With a head sorer and eyes redder than a mighty grizzly who’s just realised he’s run out of Berocca on Christmas morning after a particularly heavy session, the Lone Frontman returns for another season of nonsensical, equivocal, petulant, football-centric drivel.
For your information, the self-induced three month hibernation was well spent – the past two months locked away in a darkened room, studying the works of Proust by candlelight and avoiding the yearly dose of faux-patriotic summertime nonsense afforded to sports no-one gives two hoots about for the other 50 weeks of the year.
There was also a brief stint in the ring, fighting it out, mano a mano, bare chested and bloodied. Armed with only our wits and a large, nail-studded club…but that’s a story for another day.
The Premiership returns this weekend and with it, the Lone Frontman’s singular reason for lugging it’s grumpy, no-good carcass out of it’s nest every morning.
With all of last season’s top three changing their manager, this season promises to be the most openly challenged title in some time, with Arsenal, Tottenham and even Liverpool, looking to cash in on the uncertainty that change creates.
Man City, of course, have looked to navigate this uncertainty in the only way they know how – spending lots of Sheik Mansour’s hard-earned cash, with Fernandinho, Stevan Jovetic, Alvaro Negredo and Jesus Navas being added to an already star-studded squad that just never got going last season.
On the other side of Manchester, David Moyes’ opening weeks in charge of a post-Ferguson United have seen a fairly auspicious start, with the Scot yet to secure a major transfer and Wayne Rooney skulking around, stomping his feet and pointing a single, chubby digit at the Chelsea shirt in JJBs while crying out in that whiney call, “but I want that one…I want it…I want it so bad…why can’t I have it?”, before dropping cross-legged to the floor and having to be dragged kicking and screaming all the way home.
Giving those who adore you a massive kick in the teeth has been a popular theme during this transfer window, with Uruguay’s most loveable, hate-mongering goal-monkey offering thanks for the way the Anfield faithful stood by him last season by telling anyone who was willing to listen long enough just how much he’d love to be playing absolutely anywhere else.
Arsenal’s new found spending muscle and rumoured £100 m transfer kitty has been flexed in the only way Arsene Wenger really knows how – snapping up the French, near-unknown freebee Yaya Sanogo, while across North London, AVB’s Spurs have not only managed to prevent Gareth Bale’s head being turned by the amorous glances and leg-flashing advances of Real Madrid, but also managed to persuade a striker that White Hart Lane is the place to be.

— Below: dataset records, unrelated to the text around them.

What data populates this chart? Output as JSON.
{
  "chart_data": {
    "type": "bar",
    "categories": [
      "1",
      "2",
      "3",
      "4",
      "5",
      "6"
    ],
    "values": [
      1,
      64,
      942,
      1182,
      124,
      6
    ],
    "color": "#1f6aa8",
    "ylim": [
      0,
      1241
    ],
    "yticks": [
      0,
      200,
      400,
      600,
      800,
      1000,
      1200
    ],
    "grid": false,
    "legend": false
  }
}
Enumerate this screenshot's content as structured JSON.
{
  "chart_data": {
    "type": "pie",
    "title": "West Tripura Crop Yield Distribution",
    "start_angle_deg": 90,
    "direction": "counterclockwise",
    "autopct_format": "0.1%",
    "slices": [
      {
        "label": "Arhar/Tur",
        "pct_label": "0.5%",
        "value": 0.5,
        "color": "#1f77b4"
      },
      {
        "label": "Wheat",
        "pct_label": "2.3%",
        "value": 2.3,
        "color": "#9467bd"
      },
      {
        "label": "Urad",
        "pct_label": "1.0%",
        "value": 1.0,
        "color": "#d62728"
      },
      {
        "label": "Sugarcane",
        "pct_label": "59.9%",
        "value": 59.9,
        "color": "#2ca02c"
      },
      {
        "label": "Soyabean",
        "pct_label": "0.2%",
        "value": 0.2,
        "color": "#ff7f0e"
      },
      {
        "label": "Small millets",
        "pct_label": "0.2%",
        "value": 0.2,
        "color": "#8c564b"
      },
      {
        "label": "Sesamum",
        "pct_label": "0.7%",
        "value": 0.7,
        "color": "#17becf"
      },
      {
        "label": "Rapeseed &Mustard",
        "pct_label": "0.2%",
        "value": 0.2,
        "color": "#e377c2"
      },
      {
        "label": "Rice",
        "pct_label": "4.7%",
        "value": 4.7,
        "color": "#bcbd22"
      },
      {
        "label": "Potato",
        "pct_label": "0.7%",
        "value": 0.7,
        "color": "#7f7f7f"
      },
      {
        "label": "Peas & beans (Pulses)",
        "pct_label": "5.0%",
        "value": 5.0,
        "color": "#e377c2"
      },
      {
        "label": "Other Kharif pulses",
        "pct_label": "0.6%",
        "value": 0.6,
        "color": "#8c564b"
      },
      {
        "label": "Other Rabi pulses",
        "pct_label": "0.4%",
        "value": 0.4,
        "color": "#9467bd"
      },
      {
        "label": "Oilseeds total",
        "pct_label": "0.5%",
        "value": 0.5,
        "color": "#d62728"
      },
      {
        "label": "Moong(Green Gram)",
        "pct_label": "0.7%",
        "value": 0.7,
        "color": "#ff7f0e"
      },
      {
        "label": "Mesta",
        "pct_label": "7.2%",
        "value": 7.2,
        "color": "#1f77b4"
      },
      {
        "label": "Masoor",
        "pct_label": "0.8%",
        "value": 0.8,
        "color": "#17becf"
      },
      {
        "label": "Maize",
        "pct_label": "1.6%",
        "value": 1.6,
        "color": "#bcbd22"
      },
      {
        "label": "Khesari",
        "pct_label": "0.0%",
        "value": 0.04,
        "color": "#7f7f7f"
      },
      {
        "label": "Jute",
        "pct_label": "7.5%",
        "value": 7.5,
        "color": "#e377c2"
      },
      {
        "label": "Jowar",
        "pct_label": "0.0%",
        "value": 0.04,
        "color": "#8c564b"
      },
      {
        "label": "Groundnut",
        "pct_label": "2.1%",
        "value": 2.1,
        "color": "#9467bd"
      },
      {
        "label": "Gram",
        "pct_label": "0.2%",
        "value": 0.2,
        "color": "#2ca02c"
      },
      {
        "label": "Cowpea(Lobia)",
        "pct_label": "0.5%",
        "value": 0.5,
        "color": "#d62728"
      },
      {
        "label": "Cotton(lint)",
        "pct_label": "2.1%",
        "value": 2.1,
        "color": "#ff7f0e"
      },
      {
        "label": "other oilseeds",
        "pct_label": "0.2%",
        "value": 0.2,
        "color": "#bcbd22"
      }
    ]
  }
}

There’s also the return of the ‘special one’ to grab the attention and with Mourinho back at the helm, Chelsea must fancy their chances in taking last year’s young and exciting squad all the way to the title. Whatever the outcome though, if nothing else, Mourinho’s presence should be enough to counter the banality of Mark Lawrenson on Match of the Day this year.
Of the rest, we’re looking forward to seeing how Benteke goes second time around and how new recruits such as Wilfried Bony and Marco van Ginkel slot into the hustle and bustle of English football.
All in all we can’t wait for proper football to be back. The Confederations Cup and Tahiti aside, it’s been a long and lonely summer and this season promises to be one of those classic, defining editions of the Premier League, with more twists and turns than Flamingo Land’s Corkscrew.
There’s really not much more to say.